Как только он оказался один на гранитных ступенях лестницы, этот вольнодумец и богохульник выхватил свою саблю из ножен, поднес ее клинок к губам и, торопливо перекрестившись три раза, истово поцеловал ее. Кто знает? Бога или какое другое высшее существо господин дю Ландро благодарил за подаренного ему сына.

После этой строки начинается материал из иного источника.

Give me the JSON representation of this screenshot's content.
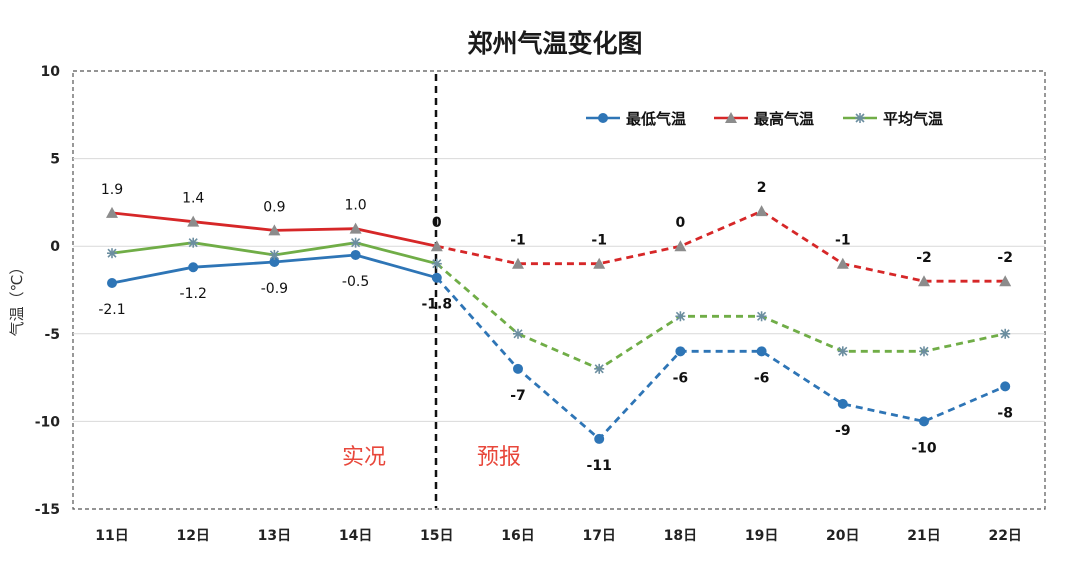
{
  "chart_data": {
    "type": "line",
    "title": "郑州气温变化图",
    "ylabel": "气温（℃）",
    "xlabel": "",
    "categories": [
      "11日",
      "12日",
      "13日",
      "14日",
      "15日",
      "16日",
      "17日",
      "18日",
      "19日",
      "20日",
      "21日",
      "22日"
    ],
    "ylim": [
      -15,
      10
    ],
    "yticks": [
      10,
      5,
      0,
      -5,
      -10,
      -15
    ],
    "grid": true,
    "legend_position": "top-right",
    "split_label_left": "实况",
    "split_label_right": "预报",
    "series": [
      {
        "name": "最低气温",
        "color": "#2e75b6",
        "marker": "circle",
        "values": [
          -2.1,
          -1.2,
          -0.9,
          -0.5,
          -1.8,
          -7,
          -11,
          -6,
          -6,
          -9,
          -10,
          -8
        ],
        "labels": [
          "-2.1",
          "-1.2",
          "-0.9",
          "-0.5",
          "-1.8",
          "-7",
          "-11",
          "-6",
          "-6",
          "-9",
          "-10",
          "-8"
        ]
      },
      {
        "name": "最高气温",
        "color": "#d62728",
        "marker": "triangle",
        "values": [
          1.9,
          1.4,
          0.9,
          1.0,
          0,
          -1,
          -1,
          0,
          2,
          -1,
          -2,
          -2
        ],
        "labels": [
          "1.9",
          "1.4",
          "0.9",
          "1.0",
          "0",
          "-1",
          "-1",
          "0",
          "2",
          "-1",
          "-2",
          "-2"
        ]
      },
      {
        "name": "平均气温",
        "color": "#70ad47",
        "marker": "star",
        "values": [
          -0.4,
          0.2,
          -0.5,
          0.2,
          -1.0,
          -5,
          -7,
          -4,
          -4,
          -6,
          -6,
          -5
        ],
        "labels": []
      }
    ]
  }
}
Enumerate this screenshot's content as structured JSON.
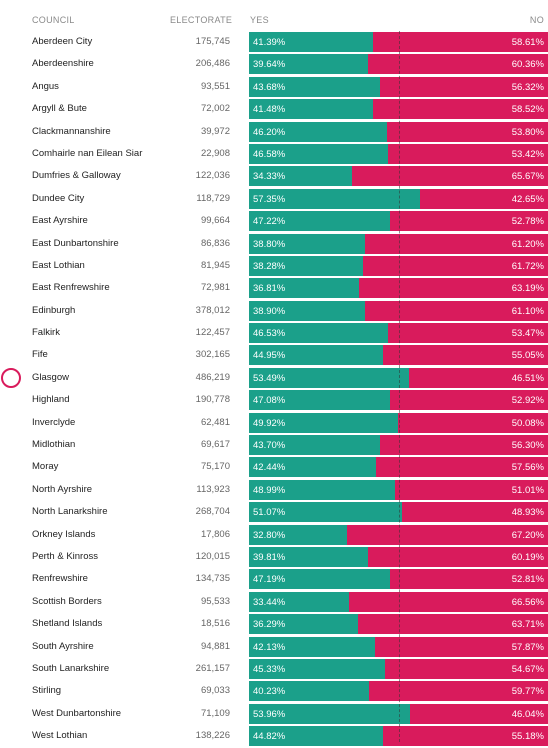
{
  "header": {
    "council": "COUNCIL",
    "electorate": "ELECTORATE",
    "yes": "YES",
    "no": "NO"
  },
  "colors": {
    "yes": "#1ba08a",
    "no": "#d91b5c",
    "marker": "#d91b5c"
  },
  "highlighted_council": "Glasgow",
  "chart_data": {
    "type": "bar",
    "stacked": true,
    "orientation": "horizontal",
    "xlim": [
      0,
      100
    ],
    "reference_line": 50,
    "categories": [
      "Aberdeen City",
      "Aberdeenshire",
      "Angus",
      "Argyll & Bute",
      "Clackmannanshire",
      "Comhairle nan Eilean Siar",
      "Dumfries & Galloway",
      "Dundee City",
      "East Ayrshire",
      "East Dunbartonshire",
      "East Lothian",
      "East Renfrewshire",
      "Edinburgh",
      "Falkirk",
      "Fife",
      "Glasgow",
      "Highland",
      "Inverclyde",
      "Midlothian",
      "Moray",
      "North Ayrshire",
      "North Lanarkshire",
      "Orkney Islands",
      "Perth & Kinross",
      "Renfrewshire",
      "Scottish Borders",
      "Shetland Islands",
      "South Ayrshire",
      "South Lanarkshire",
      "Stirling",
      "West Dunbartonshire",
      "West Lothian"
    ],
    "electorate": [
      "175,745",
      "206,486",
      "93,551",
      "72,002",
      "39,972",
      "22,908",
      "122,036",
      "118,729",
      "99,664",
      "86,836",
      "81,945",
      "72,981",
      "378,012",
      "122,457",
      "302,165",
      "486,219",
      "190,778",
      "62,481",
      "69,617",
      "75,170",
      "113,923",
      "268,704",
      "17,806",
      "120,015",
      "134,735",
      "95,533",
      "18,516",
      "94,881",
      "261,157",
      "69,033",
      "71,109",
      "138,226"
    ],
    "series": [
      {
        "name": "YES",
        "values": [
          41.39,
          39.64,
          43.68,
          41.48,
          46.2,
          46.58,
          34.33,
          57.35,
          47.22,
          38.8,
          38.28,
          36.81,
          38.9,
          46.53,
          44.95,
          53.49,
          47.08,
          49.92,
          43.7,
          42.44,
          48.99,
          51.07,
          32.8,
          39.81,
          47.19,
          33.44,
          36.29,
          42.13,
          45.33,
          40.23,
          53.96,
          44.82
        ]
      },
      {
        "name": "NO",
        "values": [
          58.61,
          60.36,
          56.32,
          58.52,
          53.8,
          53.42,
          65.67,
          42.65,
          52.78,
          61.2,
          61.72,
          63.19,
          61.1,
          53.47,
          55.05,
          46.51,
          52.92,
          50.08,
          56.3,
          57.56,
          51.01,
          48.93,
          67.2,
          60.19,
          52.81,
          66.56,
          63.71,
          57.87,
          54.67,
          59.77,
          46.04,
          55.18
        ]
      }
    ]
  }
}
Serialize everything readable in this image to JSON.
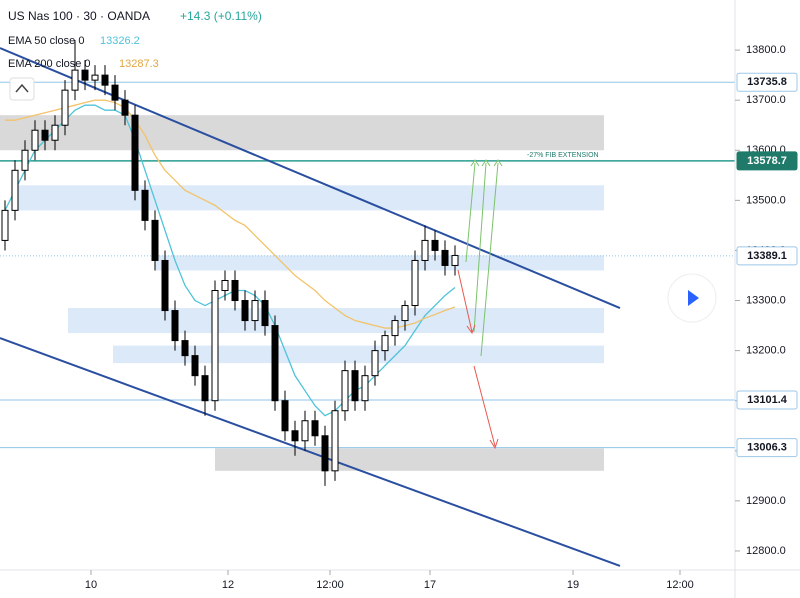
{
  "chart_data": {
    "type": "candlestick",
    "title": "US Nas 100 · 30 · OANDA",
    "change": "+14.3 (+0.11%)",
    "indicators": [
      {
        "name": "EMA 50 close 0",
        "value": "13326.2"
      },
      {
        "name": "EMA 200 close 0",
        "value": "13287.3"
      }
    ],
    "x": [
      0,
      1,
      2,
      3,
      4,
      5,
      6,
      7,
      8,
      9,
      10,
      11,
      12,
      13,
      14,
      15,
      16,
      17,
      18,
      19,
      20,
      21,
      22,
      23,
      24,
      25,
      26,
      27,
      28,
      29,
      30,
      31,
      32,
      33,
      34,
      35,
      36,
      37,
      38,
      39,
      40,
      41,
      42,
      43,
      44,
      45
    ],
    "open": [
      13420,
      13480,
      13560,
      13600,
      13640,
      13620,
      13650,
      13720,
      13760,
      13740,
      13750,
      13730,
      13700,
      13670,
      13520,
      13460,
      13380,
      13280,
      13220,
      13190,
      13150,
      13100,
      13320,
      13340,
      13300,
      13260,
      13300,
      13250,
      13100,
      13040,
      13020,
      13060,
      13030,
      12960,
      13080,
      13160,
      13100,
      13150,
      13200,
      13230,
      13260,
      13290,
      13380,
      13420,
      13400,
      13370
    ],
    "high": [
      13500,
      13580,
      13620,
      13660,
      13660,
      13670,
      13740,
      13820,
      13780,
      13770,
      13770,
      13750,
      13720,
      13690,
      13540,
      13480,
      13400,
      13300,
      13240,
      13210,
      13170,
      13340,
      13360,
      13360,
      13320,
      13320,
      13320,
      13270,
      13120,
      13060,
      13080,
      13080,
      13050,
      13100,
      13180,
      13180,
      13170,
      13220,
      13240,
      13270,
      13300,
      13400,
      13450,
      13440,
      13420,
      13410
    ],
    "low": [
      13400,
      13460,
      13540,
      13580,
      13600,
      13600,
      13630,
      13700,
      13720,
      13720,
      13710,
      13680,
      13650,
      13500,
      13440,
      13360,
      13260,
      13200,
      13170,
      13130,
      13070,
      13080,
      13300,
      13280,
      13240,
      13240,
      13230,
      13080,
      13020,
      12990,
      13000,
      13010,
      12930,
      12940,
      13060,
      13080,
      13080,
      13130,
      13180,
      13210,
      13240,
      13270,
      13360,
      13380,
      13350,
      13350
    ],
    "close": [
      13480,
      13560,
      13600,
      13640,
      13620,
      13650,
      13720,
      13760,
      13740,
      13750,
      13730,
      13700,
      13670,
      13520,
      13460,
      13380,
      13280,
      13220,
      13190,
      13150,
      13100,
      13320,
      13340,
      13300,
      13260,
      13300,
      13250,
      13100,
      13040,
      13020,
      13060,
      13030,
      12960,
      13080,
      13160,
      13100,
      13150,
      13200,
      13230,
      13260,
      13290,
      13380,
      13420,
      13400,
      13370,
      13390
    ],
    "series": [
      {
        "name": "EMA 50",
        "color": "#4fc3d9",
        "values": [
          13480,
          13520,
          13560,
          13600,
          13620,
          13640,
          13660,
          13680,
          13690,
          13690,
          13680,
          13680,
          13670,
          13620,
          13560,
          13500,
          13440,
          13380,
          13330,
          13300,
          13290,
          13300,
          13310,
          13320,
          13320,
          13310,
          13290,
          13250,
          13200,
          13150,
          13120,
          13090,
          13070,
          13080,
          13100,
          13120,
          13130,
          13150,
          13170,
          13190,
          13210,
          13240,
          13270,
          13290,
          13310,
          13326
        ]
      },
      {
        "name": "EMA 200",
        "color": "#f2c36b",
        "values": [
          13660,
          13660,
          13665,
          13670,
          13675,
          13680,
          13685,
          13690,
          13695,
          13700,
          13700,
          13695,
          13685,
          13660,
          13630,
          13590,
          13560,
          13540,
          13520,
          13510,
          13500,
          13490,
          13475,
          13460,
          13450,
          13430,
          13410,
          13390,
          13370,
          13350,
          13335,
          13320,
          13300,
          13285,
          13270,
          13260,
          13255,
          13250,
          13245,
          13245,
          13250,
          13255,
          13265,
          13272,
          13280,
          13287
        ]
      }
    ],
    "up_color": "#ffffff",
    "down_color": "#000000",
    "ylim": [
      12762,
      13900
    ],
    "yticks": [
      {
        "value": 12800,
        "label": "12800.0"
      },
      {
        "value": 12900,
        "label": "12900.0"
      },
      {
        "value": 13000,
        "label": "13000.0"
      },
      {
        "value": 13100,
        "label": "13100.0"
      },
      {
        "value": 13200,
        "label": "13200.0"
      },
      {
        "value": 13300,
        "label": "13300.0"
      },
      {
        "value": 13400,
        "label": "13400.0"
      },
      {
        "value": 13500,
        "label": "13500.0"
      },
      {
        "value": 13600,
        "label": "13600.0"
      },
      {
        "value": 13700,
        "label": "13700.0"
      },
      {
        "value": 13800,
        "label": "13800.0"
      }
    ],
    "xlim": [
      -0.5,
      73
    ],
    "xticks": [
      {
        "value": 8.6,
        "label": "10"
      },
      {
        "value": 22.3,
        "label": "12"
      },
      {
        "value": 32.5,
        "label": "12:00"
      },
      {
        "value": 42.5,
        "label": "17"
      },
      {
        "value": 56.8,
        "label": "19"
      },
      {
        "value": 67.5,
        "label": "12:00"
      }
    ],
    "levels": [
      13735.8,
      13578.7,
      13389.1,
      13101.4,
      13006.3
    ],
    "fib_label": "-27% FIB EXTENSION",
    "zones": [
      {
        "from": 13600,
        "to": 13670,
        "x0": -0.5,
        "x1": 59.9,
        "color": "#d9d9d9"
      },
      {
        "from": 13480,
        "to": 13530,
        "x0": 1,
        "x1": 59.9,
        "color": "#dbe9f8"
      },
      {
        "from": 13360,
        "to": 13390,
        "x0": 15,
        "x1": 59.9,
        "color": "#dbe9f8"
      },
      {
        "from": 13235,
        "to": 13285,
        "x0": 6.3,
        "x1": 59.9,
        "color": "#dbe9f8"
      },
      {
        "from": 13175,
        "to": 13210,
        "x0": 10.8,
        "x1": 59.9,
        "color": "#dbe9f8"
      },
      {
        "from": 12960,
        "to": 13005,
        "x0": 21,
        "x1": 59.9,
        "color": "#d9d9d9"
      }
    ],
    "trendlines": [
      {
        "x": [
          -0.5,
          61.5
        ],
        "y": [
          13804,
          13285
        ],
        "color": "#2a4fa0"
      },
      {
        "x": [
          -0.5,
          61.5
        ],
        "y": [
          13225,
          12770
        ],
        "color": "#2a4fa0"
      }
    ]
  }
}
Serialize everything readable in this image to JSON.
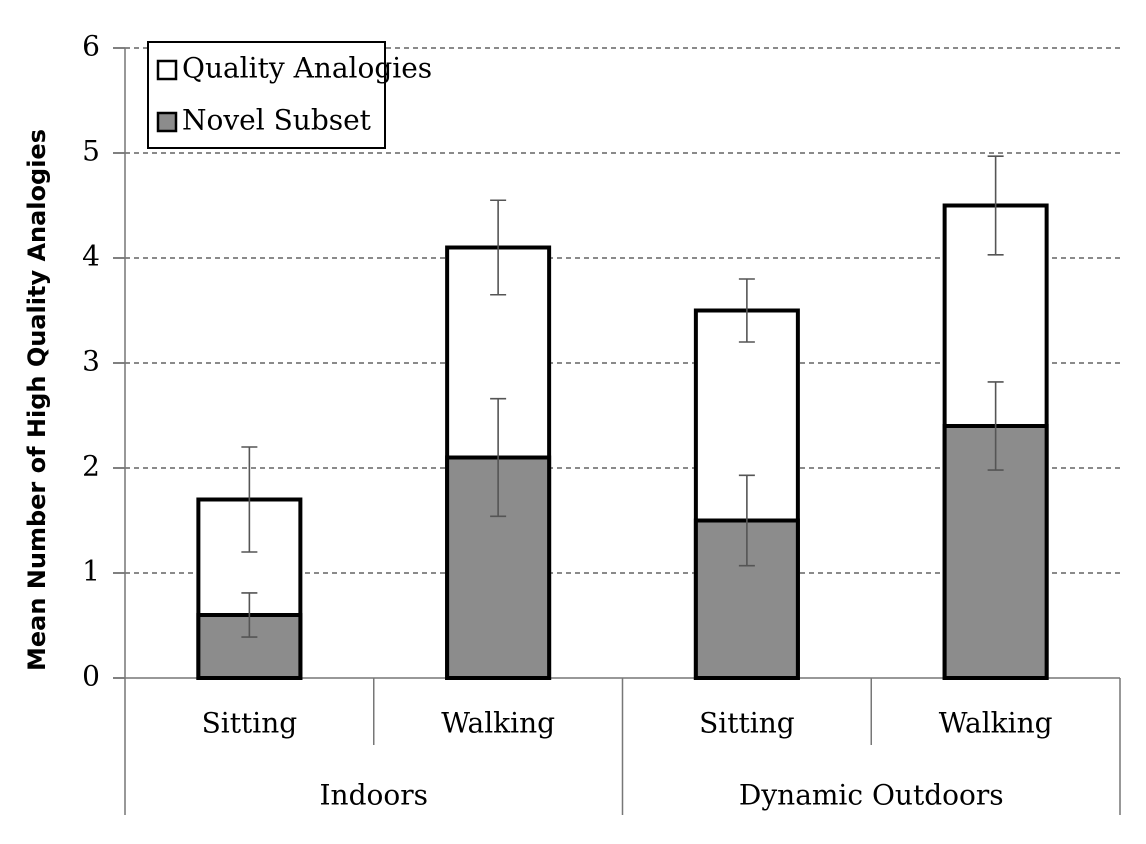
{
  "chart_data": {
    "type": "bar",
    "y_label": "Mean Number of High Quality Analogies",
    "categories": [
      "Sitting",
      "Walking",
      "Sitting",
      "Walking"
    ],
    "groups": [
      "Indoors",
      "Dynamic Outdoors"
    ],
    "series": [
      {
        "name": "Quality Analogies",
        "color": "#ffffff",
        "values": [
          1.7,
          4.1,
          3.5,
          4.5
        ],
        "errors": [
          0.5,
          0.45,
          0.3,
          0.47
        ]
      },
      {
        "name": "Novel Subset",
        "color": "#8c8c8c",
        "values": [
          0.6,
          2.1,
          1.5,
          2.4
        ],
        "errors": [
          0.21,
          0.56,
          0.43,
          0.42
        ]
      }
    ],
    "ylim": [
      0,
      6
    ],
    "yticks": [
      0,
      1,
      2,
      3,
      4,
      5,
      6
    ],
    "grid": true,
    "legend": "top-left"
  }
}
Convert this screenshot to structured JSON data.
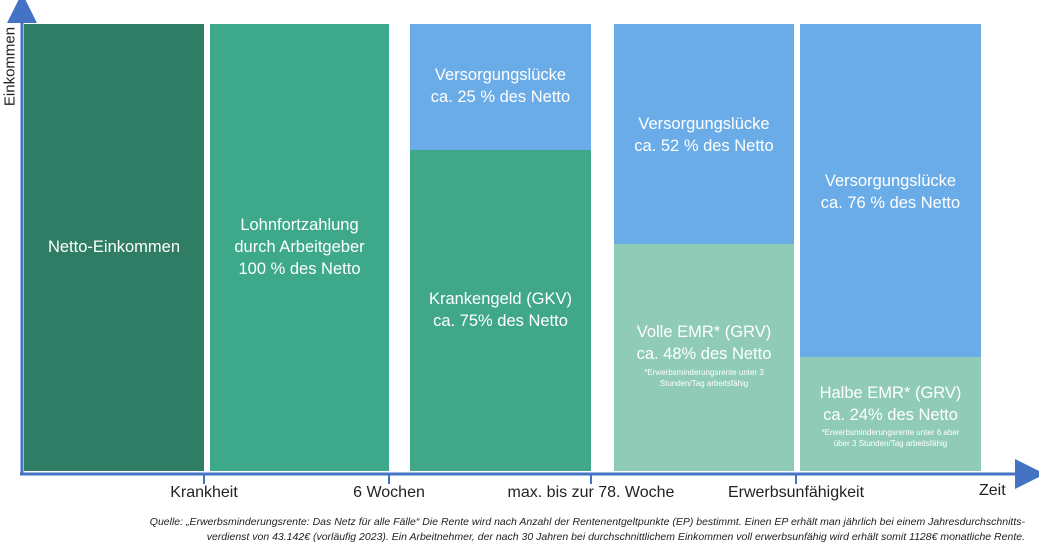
{
  "colors": {
    "netto": "#2e7d64",
    "lohn": "#3ea98a",
    "kranken": "#40a889",
    "emr": "#8fcbb7",
    "gap": "#6aace8",
    "axis": "#4472c4"
  },
  "axes": {
    "y_label": "Einkommen",
    "x_label": "Zeit"
  },
  "ticks": [
    "Krankheit",
    "6 Wochen",
    "max. bis zur 78. Woche",
    "Erwerbsunfähigkeit"
  ],
  "blocks": {
    "netto": {
      "line1": "Netto-Einkommen"
    },
    "lohn": {
      "line1": "Lohnfortzahlung",
      "line2": "durch Arbeitgeber",
      "line3": "100 % des Netto"
    },
    "gap25": {
      "line1": "Versorgungslücke",
      "line2": "ca. 25 % des Netto",
      "share": 25
    },
    "kranken": {
      "line1": "Krankengeld (GKV)",
      "line2": "ca. 75% des Netto",
      "share": 75
    },
    "gap52": {
      "line1": "Versorgungslücke",
      "line2": "ca. 52 % des Netto",
      "share": 52
    },
    "voll": {
      "line1": "Volle EMR* (GRV)",
      "line2": "ca. 48% des Netto",
      "note1": "*Erwerbsminderungsrente unter 3",
      "note2": "Stunden/Tag arbeitsfähig",
      "share": 48
    },
    "gap76": {
      "line1": "Versorgungslücke",
      "line2": "ca. 76 % des Netto",
      "share": 76
    },
    "halb": {
      "line1": "Halbe EMR* (GRV)",
      "line2": "ca. 24% des Netto",
      "note1": "*Erwerbsminderungsrente unter 6 aber",
      "note2": "über 3 Stunden/Tag arbeitsfähig",
      "share": 24
    }
  },
  "source": {
    "line1": "Quelle: „Erwerbsminderungsrente: Das Netz für alle Fälle“ Die Rente wird nach Anzahl der Rentenentgeltpunkte (EP) bestimmt. Einen EP erhält man jährlich bei einem Jahresdurchschnitts-",
    "line2": "verdienst von 43.142€ (vorläufig 2023). Ein Arbeitnehmer, der nach 30 Jahren bei durchschnittlichem Einkommen voll erwerbsunfähig wird erhält somit 1128€ monatliche Rente."
  }
}
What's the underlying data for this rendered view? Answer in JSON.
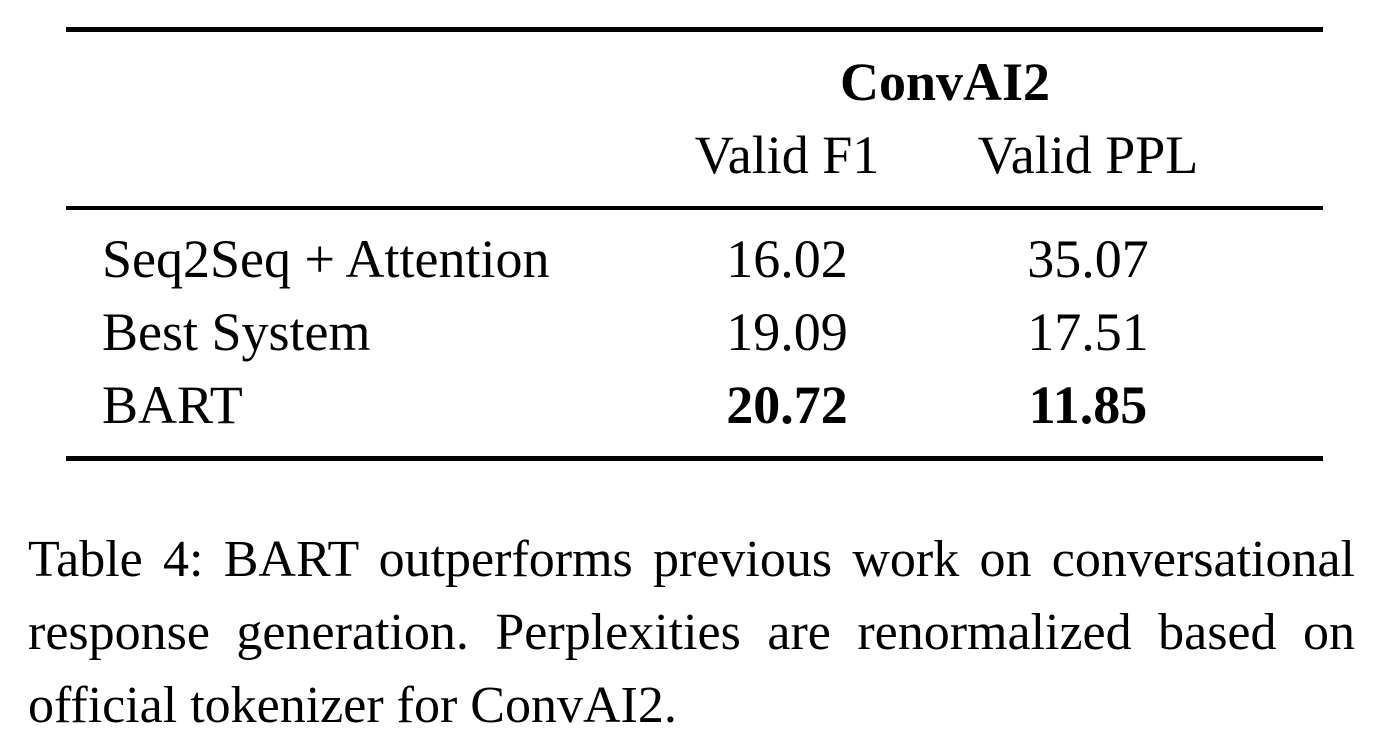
{
  "table": {
    "group_header": "ConvAI2",
    "columns": [
      "Valid F1",
      "Valid PPL"
    ],
    "rows": [
      {
        "label": "Seq2Seq + Attention",
        "f1": "16.02",
        "ppl": "35.07"
      },
      {
        "label": "Best System",
        "f1": "19.09",
        "ppl": "17.51"
      },
      {
        "label": "BART",
        "f1": "20.72",
        "ppl": "11.85"
      }
    ]
  },
  "caption": "Table 4: BART outperforms previous work on conver­sational response generation.  Perplexities are renor­malized based on official tokenizer for ConvAI2."
}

Таким было, как говорят, рождение шевалье дю Ландро. Но как бы ни были необычны обстоятельства, сопровождавшие его появление на свет, это было вполне обыкновенное рождение в гражданском смысле этого слова, если можно так сказать. Он родился в своем настоящем обличье, как личность, которой он должен был стать, только спустя семь лет, в 1794 году.

«Адские колонны»

В очаге догорала охапка дров. Слабый, колеблющийся свет едва разгонял мрак в большой комнате. Время от времени огонь вспыхивал искрами на ветках и на короткие мгновения высвечивал фигуру человека, глубоко сидящего в кресле, грубо сколоченный стол и скамейки, затем он снова опускался на поленья, лениво лизал их, и пространство помещения снова погружалось в полумрак. Тогда, при слабом, мерцающем свете фитиля, можно было различить только разбитые сапоги, косичку и позолоченные нити эполет. Год назад, во время Великой войны в Вандее, этот человек командовал кавалерией, брал города, отбивал у неприятеля батареи. От яркой роли, звания генерала королевской армии у него остались только воспоминания и эти жалкие эполеты. Теперь он был всего лишь главарем банды разбойников-шуанов, которого все знали под именем «Бесстрашный Форестьер», последней защитой от «Адских колонн», набросившихся на страну. Но он своим трезвым умом уже понимал неизбежность поражения. Если он еще и не отказался от борьбы, то уже потерял всякую надежду на победу. Когда пламя вспыхивало, можно было разглядеть сердце, вышитое красными нитками на левой стороне мундира. Сколько раз синие прицеливались в это матерчатое сердце, чтобы попасть в другое, не знавшее пощады, в неукротимое сердце восставшего роялиста!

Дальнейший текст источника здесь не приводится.